Lloro a veces con las películas.

Mi generación de hombres no llora y por eso lloro en silencio sin lágrimas, a veces, con las películas, con las noticias de los telediarios, con puñeteros versos de algún poema que me araña.

Pero luego, al mecanismo de la tele le sucede la siguiente escena, la victoria de un equipo, el remate final de la página que se pasa, y las lágrimas se evaporan en el calor de las mejillas.

Este dolor imaginario es cruento cuando aparece, deja llagas en el espíritu y, aunque se disuelve poco a poco mientras me dispongo a fregar los platos del almuerzo, me deja vejez y desencanto en el desempeño de ciertos aparatos que no son del cuerpo o que son parasimpáticos.

Lloro a veces con las películas, con las noticias de los telediarios, con rimas asonantes que se me quedan resonando, con pensamientos funestos de cosas que nunca pasaron, con los añicos de recuerdos que intento remover con las manos, con casi todo aquello que estuvo a punto de ser pero, ay, no fue nunca.

Me calma enseguida —y es algo que odio profundamente— saber que de nada de eso que me hace llorar depende mi vida, la de los míos, la de los pocos que aprecio. Porque me doy cuenta —y es algo que odio visceralmente— que todo lo que vivo en mis lágrimas no es sino imaginario.

Lloro a veces con películas, con historias bien o mal contadas, con frases afiladas que se me clavan en mitad de alguna conversación íntima. Lloro a veces con canciones que hablan de ti, de mí, de un tiempo que solo existe en mi memoria.
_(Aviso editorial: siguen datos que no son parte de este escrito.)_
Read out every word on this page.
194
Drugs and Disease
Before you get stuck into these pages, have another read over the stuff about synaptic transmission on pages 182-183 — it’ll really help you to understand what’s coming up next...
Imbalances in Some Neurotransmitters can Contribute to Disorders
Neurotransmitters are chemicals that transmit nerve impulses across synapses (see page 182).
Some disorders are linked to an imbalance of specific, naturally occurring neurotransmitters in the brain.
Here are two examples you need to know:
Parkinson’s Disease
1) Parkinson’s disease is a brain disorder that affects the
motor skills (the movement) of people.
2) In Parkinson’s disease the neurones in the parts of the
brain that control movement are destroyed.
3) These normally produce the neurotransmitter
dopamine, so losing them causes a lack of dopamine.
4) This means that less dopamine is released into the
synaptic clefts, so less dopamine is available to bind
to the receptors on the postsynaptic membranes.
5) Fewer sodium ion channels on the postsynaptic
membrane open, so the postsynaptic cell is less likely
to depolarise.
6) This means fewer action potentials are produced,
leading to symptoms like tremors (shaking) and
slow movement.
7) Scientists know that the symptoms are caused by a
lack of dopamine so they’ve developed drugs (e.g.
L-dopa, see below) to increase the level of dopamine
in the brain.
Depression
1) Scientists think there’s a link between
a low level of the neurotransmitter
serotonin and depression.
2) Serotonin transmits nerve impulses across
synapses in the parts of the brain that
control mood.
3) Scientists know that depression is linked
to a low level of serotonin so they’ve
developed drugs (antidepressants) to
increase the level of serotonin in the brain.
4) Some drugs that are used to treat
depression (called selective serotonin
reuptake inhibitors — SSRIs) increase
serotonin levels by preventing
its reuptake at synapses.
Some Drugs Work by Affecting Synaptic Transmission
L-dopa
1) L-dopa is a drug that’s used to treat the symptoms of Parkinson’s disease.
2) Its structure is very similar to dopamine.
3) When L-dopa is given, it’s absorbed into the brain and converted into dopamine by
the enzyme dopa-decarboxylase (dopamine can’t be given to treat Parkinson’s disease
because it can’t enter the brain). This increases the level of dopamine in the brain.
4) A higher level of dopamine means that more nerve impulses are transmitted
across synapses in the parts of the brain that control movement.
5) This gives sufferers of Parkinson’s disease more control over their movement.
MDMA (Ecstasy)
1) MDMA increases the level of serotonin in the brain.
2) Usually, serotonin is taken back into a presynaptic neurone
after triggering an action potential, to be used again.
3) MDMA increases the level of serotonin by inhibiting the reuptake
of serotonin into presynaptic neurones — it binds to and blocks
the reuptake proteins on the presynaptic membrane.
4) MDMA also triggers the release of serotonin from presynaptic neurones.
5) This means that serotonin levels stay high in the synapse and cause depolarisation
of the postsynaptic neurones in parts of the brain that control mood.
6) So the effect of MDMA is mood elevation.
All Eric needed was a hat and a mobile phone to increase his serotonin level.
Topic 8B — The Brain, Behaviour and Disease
Lloro a veces cuando escribo ciertos verbos reflexivos al lado de pronombres que se vuelven borrosos por el paso del tiempo.
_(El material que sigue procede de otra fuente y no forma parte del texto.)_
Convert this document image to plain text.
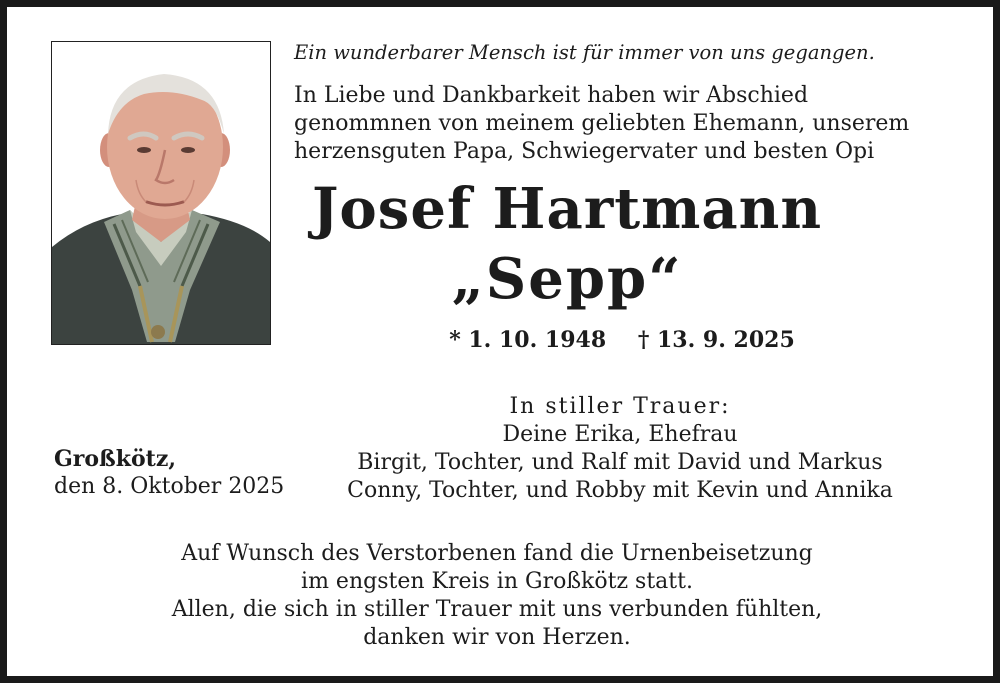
Ein wunderbarer Mensch ist für immer von uns gegangen.
In Liebe und Dankbarkeit haben wir Abschied
genommnen von meinem geliebten Ehemann, unserem
herzensguten Papa, Schwiegervater und besten Opi
Josef Hartmann
„Sepp“
* 1. 10. 1948 † 13. 9. 2025
In stiller Trauer:
Deine Erika, Ehefrau
Birgit, Tochter, und Ralf mit David und Markus
Conny, Tochter, und Robby mit Kevin und Annika
Großkötz,
den 8. Oktober 2025
Auf Wunsch des Verstorbenen fand die Urnenbeisetzung
im engsten Kreis in Großkötz statt.
Allen, die sich in stiller Trauer mit uns verbunden fühlten,
danken wir von Herzen.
Pero entonces caigo en la cuenta —y es algo que odio intensamente— que mi vida sigue sin depender de nada de eso, que puedo cerrar el libro, parar el video de youtube, apagar la tele, cambiar el tema de la conversación con más o menos elegancia, armarme de ratón y eliminar el texto tecleado… y se evaporan las lágrimas.

En el momento en que vuelvo a fregar los platos atrasados, a hacer el sofrito correspondiente, a echarle gasolina al coche viejo; en mitad de la secuencia en la que salgo a tirar la basura y mirar si en el buzón hay algo que no sea propaganda, entiendo —y es algo que me alivia y me entristece a la vez— que todo eso por lo que lloro no es más que entretenimiento.

Ella escribió, no sé exactamente con qué vehemencia, palabras de dedo gordo:

Yo sé que te tengo y tú? Sabes que me tienes??

Porque no queremos perder lo poco que aun nos queda, en mi respuesta le confundí amor con una manera de entre tenerse. Porque no queremos perder lo poco que todavía nos queda, no queremos saber que ya no queda nada más que lo imaginario, lo lavado con Perlán y suavizante de jabón de Marsella.

A veces lloro por películas, por canciones, por poemas. A veces lloro por amor. Y es una carga muy pesada que arrastro a través de los días, es una tristeza muda que me atenaza la garganta, es una espina infectada en el corazón de las palabras, saber que solo lloro por entretenimiento.

Intento lo de siempre, fregar los platos, barrer el patio, hacer la cama, madrugar para ir al trabajo… Pero no sé qué demonios ocurre, no sé de que nuevos trucos echar mano, que ya no desaparece el dolor de saber que mi vida no depende del origen de las lágrimas.

Lo que tú llamas desaprobación no es más que la punta de la tristeza que no consigo ocultar para no perder lo imaginario que aun nos queda. Una de mis maneras personales de no sentirme ridículo.